Hummingbirds enjoy picking and mixing ideas and approaches from different disciplines. These are the people who use mental models gleaned from psychology, philosophy, history etc. to make their decisions. They believe that this way of decision making is the “common sense” way.

This also happens to be my default decision making process because it comes to me most naturally.

 

It is only now — after a decade of coaching professionally — that I understand that there are at least two other methods that very intelligent and worldly people use!

 

2. Hawks

Hawks make decisions based on right vs. wrong. Not in the context of correct or incorrect, but literally what they believe to be morally right or wrong.

You might think I’m talking strictly about folks who are duly religious — but no. I’ve come across this pattern in all swaths of society and it has nothing to do with an individual’s level of education or religious practices.

 

3. Flamingoes

Flamingoes consider themselves to be part of a larger dynamic and care deeply about others’ opinions. Their decision making process is driven by the question,  “What will ______ think or do?” Fill in the blank with my mother, church, best friend, and any other person or group one has a sense of belonging to.

Contrary to how they may appear, Flamingoes are not weak-minded or indecisive. They are often the folks who form the backbones of societal structures.

 

Understanding that there are various ways intelligent, educated and caring people make decisions has been at the heart of my professional and personal growth.

If you want to make better decisions, first identify your default style of doing so.

Next, acknowledge that your process is not the only correct way.

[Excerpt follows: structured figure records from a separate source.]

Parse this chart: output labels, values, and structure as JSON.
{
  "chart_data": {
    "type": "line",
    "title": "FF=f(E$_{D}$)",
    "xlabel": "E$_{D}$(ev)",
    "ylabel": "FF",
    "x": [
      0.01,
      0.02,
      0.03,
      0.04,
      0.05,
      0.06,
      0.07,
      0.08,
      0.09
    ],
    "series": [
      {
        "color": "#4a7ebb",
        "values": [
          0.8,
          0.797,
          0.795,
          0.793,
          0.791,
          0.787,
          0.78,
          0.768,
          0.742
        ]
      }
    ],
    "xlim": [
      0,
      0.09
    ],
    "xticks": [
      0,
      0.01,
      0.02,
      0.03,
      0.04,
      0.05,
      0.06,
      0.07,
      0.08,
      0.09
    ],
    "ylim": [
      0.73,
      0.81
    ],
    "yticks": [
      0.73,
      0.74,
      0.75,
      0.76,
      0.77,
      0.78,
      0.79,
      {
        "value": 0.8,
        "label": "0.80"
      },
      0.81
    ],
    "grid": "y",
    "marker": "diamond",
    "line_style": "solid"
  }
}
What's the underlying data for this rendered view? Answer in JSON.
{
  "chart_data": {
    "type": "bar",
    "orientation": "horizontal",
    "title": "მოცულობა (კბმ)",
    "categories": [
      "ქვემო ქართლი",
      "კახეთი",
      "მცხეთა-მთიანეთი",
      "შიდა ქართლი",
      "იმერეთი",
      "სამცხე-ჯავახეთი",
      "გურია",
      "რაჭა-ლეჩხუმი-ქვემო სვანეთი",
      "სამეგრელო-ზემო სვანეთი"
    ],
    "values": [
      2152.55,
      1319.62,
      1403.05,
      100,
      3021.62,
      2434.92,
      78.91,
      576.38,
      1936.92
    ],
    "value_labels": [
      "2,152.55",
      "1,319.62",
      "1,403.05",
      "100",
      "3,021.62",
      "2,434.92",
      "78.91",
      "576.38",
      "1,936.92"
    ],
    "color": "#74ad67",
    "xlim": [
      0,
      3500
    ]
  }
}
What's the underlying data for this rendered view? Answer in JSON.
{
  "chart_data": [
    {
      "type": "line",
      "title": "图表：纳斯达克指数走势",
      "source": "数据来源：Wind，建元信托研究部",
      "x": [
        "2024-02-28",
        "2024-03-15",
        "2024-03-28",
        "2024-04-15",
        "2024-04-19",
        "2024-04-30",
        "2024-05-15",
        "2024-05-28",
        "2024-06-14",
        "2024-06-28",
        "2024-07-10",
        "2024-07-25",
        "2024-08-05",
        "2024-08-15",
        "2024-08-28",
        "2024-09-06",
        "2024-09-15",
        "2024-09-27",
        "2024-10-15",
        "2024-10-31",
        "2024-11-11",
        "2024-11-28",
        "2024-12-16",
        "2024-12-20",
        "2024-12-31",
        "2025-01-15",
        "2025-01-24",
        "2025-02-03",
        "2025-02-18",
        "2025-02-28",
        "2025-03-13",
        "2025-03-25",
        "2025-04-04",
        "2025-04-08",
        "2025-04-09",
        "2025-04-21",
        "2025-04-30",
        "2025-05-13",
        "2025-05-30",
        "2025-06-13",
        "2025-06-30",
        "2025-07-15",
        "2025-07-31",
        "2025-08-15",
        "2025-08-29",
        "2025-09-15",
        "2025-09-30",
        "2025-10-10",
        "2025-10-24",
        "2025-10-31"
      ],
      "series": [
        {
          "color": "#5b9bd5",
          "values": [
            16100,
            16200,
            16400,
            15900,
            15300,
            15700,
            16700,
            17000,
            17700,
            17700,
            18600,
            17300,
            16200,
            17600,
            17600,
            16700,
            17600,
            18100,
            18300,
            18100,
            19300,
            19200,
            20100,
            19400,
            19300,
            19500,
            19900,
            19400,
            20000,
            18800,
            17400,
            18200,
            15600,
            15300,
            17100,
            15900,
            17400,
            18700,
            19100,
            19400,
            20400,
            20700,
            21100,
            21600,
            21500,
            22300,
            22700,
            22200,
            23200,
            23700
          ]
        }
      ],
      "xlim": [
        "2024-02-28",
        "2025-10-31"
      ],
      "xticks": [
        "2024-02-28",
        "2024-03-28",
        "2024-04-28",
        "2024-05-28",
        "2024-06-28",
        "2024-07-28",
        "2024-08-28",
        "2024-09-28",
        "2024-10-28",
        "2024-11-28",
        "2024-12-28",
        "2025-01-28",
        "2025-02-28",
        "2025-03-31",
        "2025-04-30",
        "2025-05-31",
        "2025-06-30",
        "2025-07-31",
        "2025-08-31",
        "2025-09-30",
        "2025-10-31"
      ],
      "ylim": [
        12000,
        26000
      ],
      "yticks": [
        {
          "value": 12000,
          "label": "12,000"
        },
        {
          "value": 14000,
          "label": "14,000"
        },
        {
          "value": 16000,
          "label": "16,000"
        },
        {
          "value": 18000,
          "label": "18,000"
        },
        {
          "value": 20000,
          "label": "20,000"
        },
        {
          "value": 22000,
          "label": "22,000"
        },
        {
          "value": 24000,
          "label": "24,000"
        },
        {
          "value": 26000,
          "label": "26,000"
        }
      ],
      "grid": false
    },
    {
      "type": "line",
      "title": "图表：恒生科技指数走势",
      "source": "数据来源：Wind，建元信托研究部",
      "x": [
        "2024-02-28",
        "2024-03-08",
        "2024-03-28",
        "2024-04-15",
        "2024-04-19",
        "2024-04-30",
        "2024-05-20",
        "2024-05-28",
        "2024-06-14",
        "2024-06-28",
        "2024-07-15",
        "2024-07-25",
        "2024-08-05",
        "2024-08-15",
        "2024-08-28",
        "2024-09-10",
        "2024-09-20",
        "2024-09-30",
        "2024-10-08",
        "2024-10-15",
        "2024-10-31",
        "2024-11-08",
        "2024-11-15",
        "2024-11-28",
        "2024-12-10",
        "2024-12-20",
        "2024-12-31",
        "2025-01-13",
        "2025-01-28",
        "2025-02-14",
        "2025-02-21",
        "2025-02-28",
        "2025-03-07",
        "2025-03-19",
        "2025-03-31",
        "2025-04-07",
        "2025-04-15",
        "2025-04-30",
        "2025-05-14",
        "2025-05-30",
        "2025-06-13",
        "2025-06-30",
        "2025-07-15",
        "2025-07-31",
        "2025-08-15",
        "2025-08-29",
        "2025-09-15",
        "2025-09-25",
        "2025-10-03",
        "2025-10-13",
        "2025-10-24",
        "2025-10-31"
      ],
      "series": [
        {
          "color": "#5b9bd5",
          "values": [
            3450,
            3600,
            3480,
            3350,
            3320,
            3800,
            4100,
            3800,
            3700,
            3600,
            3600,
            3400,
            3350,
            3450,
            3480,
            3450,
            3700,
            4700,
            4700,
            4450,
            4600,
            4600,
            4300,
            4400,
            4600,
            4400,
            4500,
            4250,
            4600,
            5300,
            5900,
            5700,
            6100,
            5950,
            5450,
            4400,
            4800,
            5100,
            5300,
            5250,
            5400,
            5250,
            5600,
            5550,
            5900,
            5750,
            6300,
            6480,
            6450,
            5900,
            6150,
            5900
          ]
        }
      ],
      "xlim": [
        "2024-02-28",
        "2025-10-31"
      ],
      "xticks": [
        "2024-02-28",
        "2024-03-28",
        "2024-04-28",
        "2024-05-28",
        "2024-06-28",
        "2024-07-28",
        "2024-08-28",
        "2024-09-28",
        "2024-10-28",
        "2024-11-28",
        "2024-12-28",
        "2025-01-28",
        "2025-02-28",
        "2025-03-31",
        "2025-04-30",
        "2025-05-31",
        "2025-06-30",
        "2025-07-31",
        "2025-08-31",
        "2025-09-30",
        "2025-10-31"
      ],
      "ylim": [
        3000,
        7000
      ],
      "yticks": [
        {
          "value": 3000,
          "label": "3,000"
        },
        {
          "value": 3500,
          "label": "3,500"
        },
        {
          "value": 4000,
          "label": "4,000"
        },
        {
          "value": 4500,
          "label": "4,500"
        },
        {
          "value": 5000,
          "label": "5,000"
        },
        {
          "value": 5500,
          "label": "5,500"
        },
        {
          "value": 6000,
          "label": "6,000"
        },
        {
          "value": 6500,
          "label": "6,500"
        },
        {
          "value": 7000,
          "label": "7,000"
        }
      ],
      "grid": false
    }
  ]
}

Now step into the two different mindsets — that are NOT your default — and make the same decision from the new perspectives.

 

For example, if you are deciding a parenting issue, such as whether you should help your child with her homework, here are 3 ways you can go based on the above:

  1. Hummingbird — I should not help my child with her homework because I believe from studying psychology and reading many parenting books, that she needs to take ownership of the process so she can grow to become an independent adult.
  2. Hawk — I should help my child with her homework because whenever someone asks for help, the right thing to do is to help, if we are at all able to.
  3. Flamingo — I should help my child with her homework because that’s what the other parents in my circle are doing.

Lastly, with a measure of humility and compassion for yourself and others, make your final decision with the understanding that you are making the best decision you see fit at this time. Your decision is not universally right and you will likely look back at it at a future date and wonder whether you should have made a different decision.

 

Doubting your decision does not mean you’ve made the wrong decision! It means you’re taking action rather than being stuck.

Doubt is a feature of decision making — not a bug!

 

 

Perhaps the greatest value in understanding the different mindsets is that over time you will develop a better understanding of why people you love and respect make decisions that are wildly different than what you would make.

Deeper understanding always leads to more compassion, a precondition to creating more fulfilling relationships.